Ostensibly, their complaints are similar. The unions object to M. Sarkozy's plans to curb their members' generous retirement terms. They are also angry about EU-required deregulation. And, while the pensions issue is of labyrinthine complexity, the issue boils down to the disparity between France's public and private sectors. M. Sarkozy regards public-sector privileges as an anachronism that is holding back the French economy.

The unions cannot say they were not warned. M. Sarkozy has an electoral mandate for his proposed changes and well knows the risks he is taking. As Jacques Chirac's Prime Minister, Alain Juppé vowed to do precisely what M. Sarkozy is now undertaking. France was paralysed for weeks; the reforms were defeated and his government fell. That was 12 years ago.
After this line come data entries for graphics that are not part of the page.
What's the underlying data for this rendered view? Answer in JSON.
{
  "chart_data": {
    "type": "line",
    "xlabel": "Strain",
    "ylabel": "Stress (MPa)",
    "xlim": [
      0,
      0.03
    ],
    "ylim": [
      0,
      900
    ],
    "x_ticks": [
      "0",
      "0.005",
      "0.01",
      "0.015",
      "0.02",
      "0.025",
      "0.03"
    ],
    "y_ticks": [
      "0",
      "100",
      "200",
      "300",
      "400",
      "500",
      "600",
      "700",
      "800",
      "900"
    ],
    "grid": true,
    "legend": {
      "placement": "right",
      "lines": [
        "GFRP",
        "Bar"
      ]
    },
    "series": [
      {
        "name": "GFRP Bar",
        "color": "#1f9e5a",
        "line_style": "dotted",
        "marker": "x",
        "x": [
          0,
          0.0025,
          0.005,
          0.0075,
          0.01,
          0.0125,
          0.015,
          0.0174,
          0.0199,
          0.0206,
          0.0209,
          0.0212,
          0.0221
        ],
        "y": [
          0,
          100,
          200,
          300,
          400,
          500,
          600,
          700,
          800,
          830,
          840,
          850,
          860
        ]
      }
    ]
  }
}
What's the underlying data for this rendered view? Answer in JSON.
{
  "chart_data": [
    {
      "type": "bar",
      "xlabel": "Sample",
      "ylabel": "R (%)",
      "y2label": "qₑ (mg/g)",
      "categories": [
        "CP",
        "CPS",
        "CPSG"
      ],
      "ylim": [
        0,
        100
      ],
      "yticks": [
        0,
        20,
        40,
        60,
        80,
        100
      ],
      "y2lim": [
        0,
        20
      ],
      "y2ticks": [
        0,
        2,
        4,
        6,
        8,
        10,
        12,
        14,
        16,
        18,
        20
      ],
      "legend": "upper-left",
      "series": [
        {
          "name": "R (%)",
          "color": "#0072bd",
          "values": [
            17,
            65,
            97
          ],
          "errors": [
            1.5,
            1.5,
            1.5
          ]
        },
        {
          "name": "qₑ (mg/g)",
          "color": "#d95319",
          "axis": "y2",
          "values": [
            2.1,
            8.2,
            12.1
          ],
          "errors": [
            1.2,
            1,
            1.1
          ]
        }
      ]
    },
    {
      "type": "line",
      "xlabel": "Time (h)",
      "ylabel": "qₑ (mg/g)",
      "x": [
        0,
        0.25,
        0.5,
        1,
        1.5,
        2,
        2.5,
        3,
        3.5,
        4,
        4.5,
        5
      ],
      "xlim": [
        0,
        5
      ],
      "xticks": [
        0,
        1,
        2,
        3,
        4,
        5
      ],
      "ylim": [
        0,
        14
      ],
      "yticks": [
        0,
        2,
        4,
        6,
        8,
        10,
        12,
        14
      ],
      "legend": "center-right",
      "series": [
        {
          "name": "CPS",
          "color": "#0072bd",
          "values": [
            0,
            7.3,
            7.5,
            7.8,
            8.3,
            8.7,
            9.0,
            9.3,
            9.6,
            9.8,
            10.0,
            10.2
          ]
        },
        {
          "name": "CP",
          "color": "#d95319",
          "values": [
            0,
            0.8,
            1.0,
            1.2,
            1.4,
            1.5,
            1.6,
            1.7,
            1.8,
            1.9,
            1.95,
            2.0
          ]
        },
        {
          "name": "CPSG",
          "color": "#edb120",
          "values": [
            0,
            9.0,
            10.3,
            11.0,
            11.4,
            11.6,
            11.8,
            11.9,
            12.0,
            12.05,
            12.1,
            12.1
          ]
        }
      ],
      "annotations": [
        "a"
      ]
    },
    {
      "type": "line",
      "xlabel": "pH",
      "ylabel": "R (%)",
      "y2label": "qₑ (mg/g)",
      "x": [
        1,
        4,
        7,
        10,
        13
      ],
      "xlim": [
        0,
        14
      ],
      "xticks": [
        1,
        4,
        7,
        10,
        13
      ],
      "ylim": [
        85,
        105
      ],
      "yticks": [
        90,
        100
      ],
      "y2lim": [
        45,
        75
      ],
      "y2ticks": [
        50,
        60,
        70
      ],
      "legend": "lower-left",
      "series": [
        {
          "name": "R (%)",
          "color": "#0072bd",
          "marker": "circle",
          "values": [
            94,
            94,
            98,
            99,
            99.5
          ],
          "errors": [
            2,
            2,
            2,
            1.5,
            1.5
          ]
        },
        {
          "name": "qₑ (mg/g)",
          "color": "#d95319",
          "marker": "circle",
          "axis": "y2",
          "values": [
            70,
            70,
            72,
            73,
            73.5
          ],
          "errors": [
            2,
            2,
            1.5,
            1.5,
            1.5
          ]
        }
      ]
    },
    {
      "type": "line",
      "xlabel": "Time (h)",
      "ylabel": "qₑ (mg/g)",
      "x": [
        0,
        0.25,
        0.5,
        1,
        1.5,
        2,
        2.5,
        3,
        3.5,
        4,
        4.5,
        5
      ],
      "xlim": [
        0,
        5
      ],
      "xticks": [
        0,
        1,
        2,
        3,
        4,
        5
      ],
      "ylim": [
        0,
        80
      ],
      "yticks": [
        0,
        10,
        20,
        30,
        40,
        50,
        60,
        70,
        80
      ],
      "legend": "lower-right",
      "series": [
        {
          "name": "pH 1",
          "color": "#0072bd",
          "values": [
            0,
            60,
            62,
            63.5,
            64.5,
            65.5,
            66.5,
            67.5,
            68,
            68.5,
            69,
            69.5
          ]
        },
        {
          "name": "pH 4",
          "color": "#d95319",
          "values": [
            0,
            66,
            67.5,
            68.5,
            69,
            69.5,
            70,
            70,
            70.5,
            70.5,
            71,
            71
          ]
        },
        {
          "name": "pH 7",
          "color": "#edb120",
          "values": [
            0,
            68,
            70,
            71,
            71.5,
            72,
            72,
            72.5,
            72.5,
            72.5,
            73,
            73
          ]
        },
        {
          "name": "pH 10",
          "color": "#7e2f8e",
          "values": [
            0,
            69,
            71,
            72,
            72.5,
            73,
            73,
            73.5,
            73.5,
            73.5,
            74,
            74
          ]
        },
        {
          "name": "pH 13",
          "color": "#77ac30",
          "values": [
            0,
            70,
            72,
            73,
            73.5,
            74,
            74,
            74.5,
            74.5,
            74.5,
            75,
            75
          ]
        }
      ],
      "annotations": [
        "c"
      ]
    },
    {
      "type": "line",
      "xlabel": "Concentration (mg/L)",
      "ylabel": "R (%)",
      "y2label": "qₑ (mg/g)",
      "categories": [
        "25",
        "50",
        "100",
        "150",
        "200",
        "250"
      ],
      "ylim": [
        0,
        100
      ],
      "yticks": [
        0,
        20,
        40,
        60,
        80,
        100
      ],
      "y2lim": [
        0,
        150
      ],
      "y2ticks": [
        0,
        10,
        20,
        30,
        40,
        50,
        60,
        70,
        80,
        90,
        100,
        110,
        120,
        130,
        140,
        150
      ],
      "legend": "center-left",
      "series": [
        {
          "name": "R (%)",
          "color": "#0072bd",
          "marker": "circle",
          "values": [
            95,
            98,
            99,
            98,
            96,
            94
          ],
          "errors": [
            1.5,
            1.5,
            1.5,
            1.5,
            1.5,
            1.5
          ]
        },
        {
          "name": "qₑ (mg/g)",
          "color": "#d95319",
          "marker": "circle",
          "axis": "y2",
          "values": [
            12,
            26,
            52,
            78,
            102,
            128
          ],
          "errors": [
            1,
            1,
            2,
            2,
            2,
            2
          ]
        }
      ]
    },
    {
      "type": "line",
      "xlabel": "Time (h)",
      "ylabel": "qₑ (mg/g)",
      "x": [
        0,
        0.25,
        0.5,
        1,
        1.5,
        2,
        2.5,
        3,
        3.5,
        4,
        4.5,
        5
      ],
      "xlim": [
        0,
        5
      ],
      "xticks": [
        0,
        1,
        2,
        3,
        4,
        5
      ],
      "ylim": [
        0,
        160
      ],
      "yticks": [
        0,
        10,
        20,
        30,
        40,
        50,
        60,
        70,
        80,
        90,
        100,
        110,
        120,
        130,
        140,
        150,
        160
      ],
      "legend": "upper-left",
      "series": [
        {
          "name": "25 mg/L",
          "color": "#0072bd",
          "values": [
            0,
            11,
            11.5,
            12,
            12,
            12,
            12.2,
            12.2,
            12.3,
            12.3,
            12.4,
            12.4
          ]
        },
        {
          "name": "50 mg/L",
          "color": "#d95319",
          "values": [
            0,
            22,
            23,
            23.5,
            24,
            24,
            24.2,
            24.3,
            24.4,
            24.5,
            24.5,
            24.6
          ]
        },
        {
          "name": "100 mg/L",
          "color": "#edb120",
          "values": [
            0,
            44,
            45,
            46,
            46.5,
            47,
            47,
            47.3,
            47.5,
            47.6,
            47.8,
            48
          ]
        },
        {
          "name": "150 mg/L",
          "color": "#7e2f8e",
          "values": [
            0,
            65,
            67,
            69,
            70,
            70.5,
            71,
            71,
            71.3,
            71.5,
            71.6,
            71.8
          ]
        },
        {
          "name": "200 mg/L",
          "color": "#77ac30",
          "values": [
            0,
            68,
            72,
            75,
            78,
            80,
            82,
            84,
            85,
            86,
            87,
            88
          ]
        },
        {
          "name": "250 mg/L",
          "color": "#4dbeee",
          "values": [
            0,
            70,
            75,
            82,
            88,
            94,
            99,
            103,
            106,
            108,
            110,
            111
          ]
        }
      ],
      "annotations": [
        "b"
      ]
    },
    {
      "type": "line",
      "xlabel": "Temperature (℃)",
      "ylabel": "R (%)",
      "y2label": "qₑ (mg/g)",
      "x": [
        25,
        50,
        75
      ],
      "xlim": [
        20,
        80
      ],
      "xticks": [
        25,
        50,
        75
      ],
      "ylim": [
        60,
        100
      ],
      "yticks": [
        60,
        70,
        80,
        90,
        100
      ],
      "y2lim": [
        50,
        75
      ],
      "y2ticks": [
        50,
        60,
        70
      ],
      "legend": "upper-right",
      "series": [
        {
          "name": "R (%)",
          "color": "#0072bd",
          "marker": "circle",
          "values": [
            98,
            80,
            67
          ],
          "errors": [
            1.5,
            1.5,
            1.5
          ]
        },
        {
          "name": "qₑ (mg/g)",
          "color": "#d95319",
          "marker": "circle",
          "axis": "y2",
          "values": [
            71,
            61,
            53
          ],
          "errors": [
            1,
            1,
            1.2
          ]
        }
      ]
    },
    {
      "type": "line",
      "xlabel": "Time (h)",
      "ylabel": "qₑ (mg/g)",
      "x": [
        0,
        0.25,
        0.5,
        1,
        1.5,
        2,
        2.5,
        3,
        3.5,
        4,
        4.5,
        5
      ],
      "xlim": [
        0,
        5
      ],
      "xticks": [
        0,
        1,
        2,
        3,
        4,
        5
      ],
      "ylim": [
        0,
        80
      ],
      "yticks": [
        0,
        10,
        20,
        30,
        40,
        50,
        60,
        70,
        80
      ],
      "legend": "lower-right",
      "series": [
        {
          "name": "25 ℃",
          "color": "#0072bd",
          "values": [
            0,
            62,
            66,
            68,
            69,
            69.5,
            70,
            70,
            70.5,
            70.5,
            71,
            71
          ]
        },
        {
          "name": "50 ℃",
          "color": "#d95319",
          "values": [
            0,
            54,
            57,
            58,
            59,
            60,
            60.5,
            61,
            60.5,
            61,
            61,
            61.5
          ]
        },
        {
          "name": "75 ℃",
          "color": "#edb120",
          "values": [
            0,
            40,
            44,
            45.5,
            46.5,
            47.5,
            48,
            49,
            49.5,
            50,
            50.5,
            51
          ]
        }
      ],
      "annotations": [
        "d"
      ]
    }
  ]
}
There are reasons why the outcome in 2007 could be different. M. Sarkozy has the example of M. Juppé's failure before him. His autobiography shows that he has thought long and hard about his tactics. He has a popular touch that the haughty technocrat, M. Juppé, lacked. The public sympathy once enjoyed by the transport unions especially may be dissipating. He has a big majority in the National Assembly and, unlike M. Chirac, M. Sarkozy is investing his own political capital. He has not delegated the fight to his Prime Minister.

But M. Sarkozy cannot take victory for granted. This is a real trial of strength. If he toughs it out, as he says he will, he will pave the way for belated – and beneficial – modernisation. If he fails, his authority will be permanently weakened. With little choice but to stand firm, his chances will never be better than they are now.